As I wound down Echo mountain, I dipped out of the gray and became sandwiched between two cloud layers. The effect was pretty dazzling, as the sun stretched to highlight the trail and the weather swirled all about the mountain, above and below. As I ran the last few miles down to Pasadena, all I could think about was how completely and amazingly this day had turned around for me. Things didn’t just get better. They got awesome. I love surprises.
Down in the city, we capped off the run with some Mexican replenishment replete with a couple Negro Modelos and celebrated our bad day gone good. Looking back, it’s funny how our linner conversation echoed that same sentiment, on a much grander level. I’m talking about life, people. As we ate our delicious $15 meals in a warm restaurant, with gas in the car, rent paid, and nice gear on our backs, we discussed our gratitude for being able to finally live our lives more comfortably. Ahhhh, there’s that word again.
Less than a year ago, my life was much different. I was working tirelessly for a start-up that sucked the life out of me. I ate off $10 a week, never turned on my heat and sometimes had to literally run my errands because I couldn’t afford gas. I had to say no to social activities and scrape together enough cash to drive out to train, packing cheap food and sweating every quarter shelled out. I camped at races and shared meals when out with friends – always chosen by the largest number of calories per dollar and never by what looked good. It wasn’t terrible. But it was hard.

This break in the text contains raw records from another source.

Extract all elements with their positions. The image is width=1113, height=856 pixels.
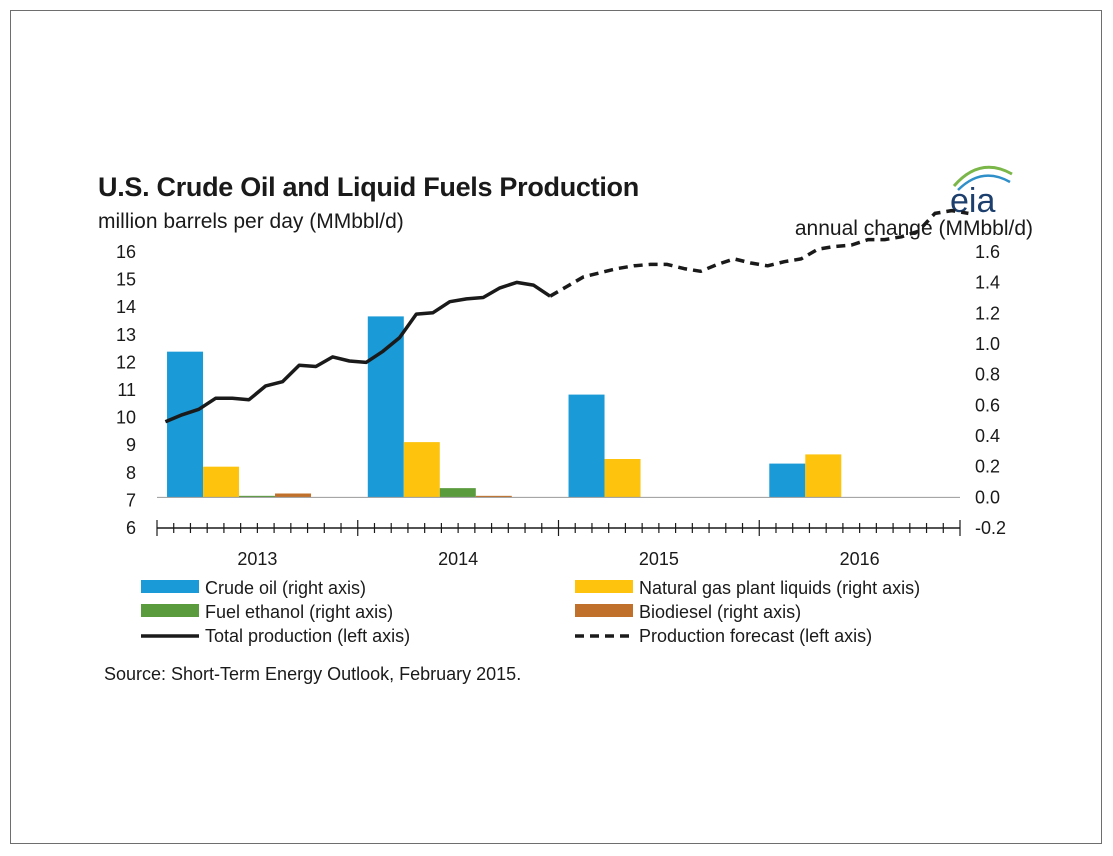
bar-natural-gas-plant-liquids-2016: [805, 454, 842, 498]
line-series: [164, 208, 969, 424]
bar-crude-oil-2016: [769, 463, 806, 498]
x-tick-label-2014: 2014: [438, 549, 478, 569]
right-axis: -0.2 0.0 0.2 0.4 0.6 0.8 1.0 1.2 1.4 1.6: [975, 242, 1006, 538]
logo-arc-green: [952, 165, 1013, 187]
bar-crude-oil-2014: [367, 316, 404, 498]
left-axis: 6 7 8 9 10 11 12 13 14 15 16: [116, 242, 136, 538]
right-axis-unit: annual change (MMbbl/d): [794, 217, 1033, 240]
left-tick-label: 12: [116, 352, 136, 372]
legend-swatch: [141, 580, 199, 593]
right-tick-label: 1.2: [975, 303, 1000, 323]
bar-crude-oil-2013: [167, 351, 204, 498]
legend-swatch: [575, 604, 633, 617]
legend: Crude oil (right axis) Natural gas plant …: [141, 578, 920, 646]
left-tick-label: 7: [126, 490, 136, 510]
legend-label: Fuel ethanol (right axis): [205, 602, 393, 622]
legend-swatch: [141, 604, 199, 617]
x-tick-label-2016: 2016: [840, 549, 880, 569]
logo-text: eia: [950, 182, 995, 216]
x-axis: 2013 2014 2015 2016: [156, 496, 961, 569]
right-tick-label: 1.4: [975, 273, 1000, 293]
right-tick-label: 0.8: [975, 365, 1000, 385]
right-tick-label: 0.4: [975, 426, 1000, 446]
chart-frame: [10, 10, 1102, 844]
left-tick-label: 14: [116, 297, 136, 317]
source-note: Source: Short-Term Energy Outlook, Febru…: [104, 664, 522, 684]
right-tick-label: 0.0: [975, 487, 1000, 507]
right-tick-label: 1.6: [975, 242, 1000, 262]
right-tick-label: 0.6: [975, 395, 1000, 415]
left-tick-label: 15: [116, 270, 136, 290]
left-axis-unit: million barrels per day (MMbbl/d): [98, 210, 404, 233]
right-tick-label: 1.0: [975, 334, 1000, 354]
logo-arc-blue: [957, 174, 1011, 191]
bar-crude-oil-2015: [568, 394, 605, 498]
bar-natural-gas-plant-liquids-2014: [403, 442, 440, 498]
legend-label: Crude oil (right axis): [205, 578, 366, 598]
bar-fuel-ethanol-2014: [439, 488, 476, 498]
left-tick-label: 9: [126, 435, 136, 455]
legend-label: Total production (left axis): [205, 626, 410, 646]
left-tick-label: 10: [116, 408, 136, 428]
left-tick-label: 16: [116, 242, 136, 262]
bar-natural-gas-plant-liquids-2013: [203, 466, 240, 498]
x-tick-label-2013: 2013: [237, 549, 277, 569]
legend-label: Production forecast (left axis): [639, 626, 872, 646]
bar-biodiesel-2014: [475, 495, 512, 498]
legend-label: Natural gas plant liquids (right axis): [639, 578, 920, 598]
left-tick-label: 11: [117, 380, 136, 400]
legend-label: Biodiesel (right axis): [639, 602, 801, 622]
left-tick-label: 8: [126, 463, 136, 483]
bar-fuel-ethanol-2013: [239, 495, 276, 498]
bar-natural-gas-plant-liquids-2015: [604, 459, 641, 498]
x-tick-label-2015: 2015: [639, 549, 679, 569]
legend-swatch: [575, 580, 633, 593]
left-tick-label: 13: [116, 325, 136, 345]
bar-biodiesel-2013: [275, 493, 312, 498]
production-forecast-line: [549, 208, 969, 298]
left-tick-label: 6: [126, 518, 136, 538]
right-tick-label: 0.2: [975, 457, 1000, 477]
eia-logo: eia: [950, 165, 1013, 216]
chart-title: U.S. Crude Oil and Liquid Fuels Producti…: [98, 172, 639, 202]
total-production-line: [164, 280, 552, 424]
right-tick-label: -0.2: [975, 518, 1006, 538]
bar-series: [167, 316, 842, 498]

And now here I was, beginning to get a taste of the comfortable life America could afford you if you had the means to buy in. I could train the way I wanted. I could go to movies and concerts and dinners and drinks with my friends. I could buy presents for my loved ones and go on out-of-town visits. I could get nicer gear to keep me safe, warm and dry. I could eat. I could drink. I could be merry. And I was so very, very grateful.
Even still, how comfortable would I allow myself to be? Everything in my life – my apartment, my vehicle, my wardrobe – is built for function. And until now, that was always for necessity. Now, perhaps I could afford to begin acquiring nicer, more comfortable things – yet I have no desire. I think I’m afraid to lose that part of me that doesn’t need any excess, yet I am struggling with the pressure to create a more accommodating environment for the people in my life who perhaps do view these things as important. And not wrongfully so. I don’t blame anyone who would rather stretch out in a quiet Acura rather than bounce around in a Jeep with wet, muddy clothes permeating from the back. I myself occasionally enjoy curling up on a plush couch after dinner and surfing the channels, over spreading out on the floor and only being able to watch one of twelve DVDs on the TV I got for my tenth birthday. And I’d be a liar if I said I didn’t like to put on a pretty outfit, do my hair and makeup and hit the town.
Similarly, I wouldn’t blame anyone who would rather stay inside on a nasty day and be perfectly content with the fact they had already run 22.5 miles and climbed 4,000 feet the day before. But that’s where my path diverges.
Because when you don’t go out, you can miss the magic of rain turning to snow before your very eyes. You can miss the beauty of your body understanding the training and coming alive. You can miss the sheer joy of a few fleeting minutes flying down a single track that make the other four hours of grueling torture 100% worth it. You miss another opportunity to make yourself better. For me, the only way I can get to the things that make me truly unabashedly happy is by doing things that are hard. Things that “not gonna lie, I really don’t want to do right now."
Because the truth is, the only thing that makes me really, truly uncomfortable is getting too comfortable.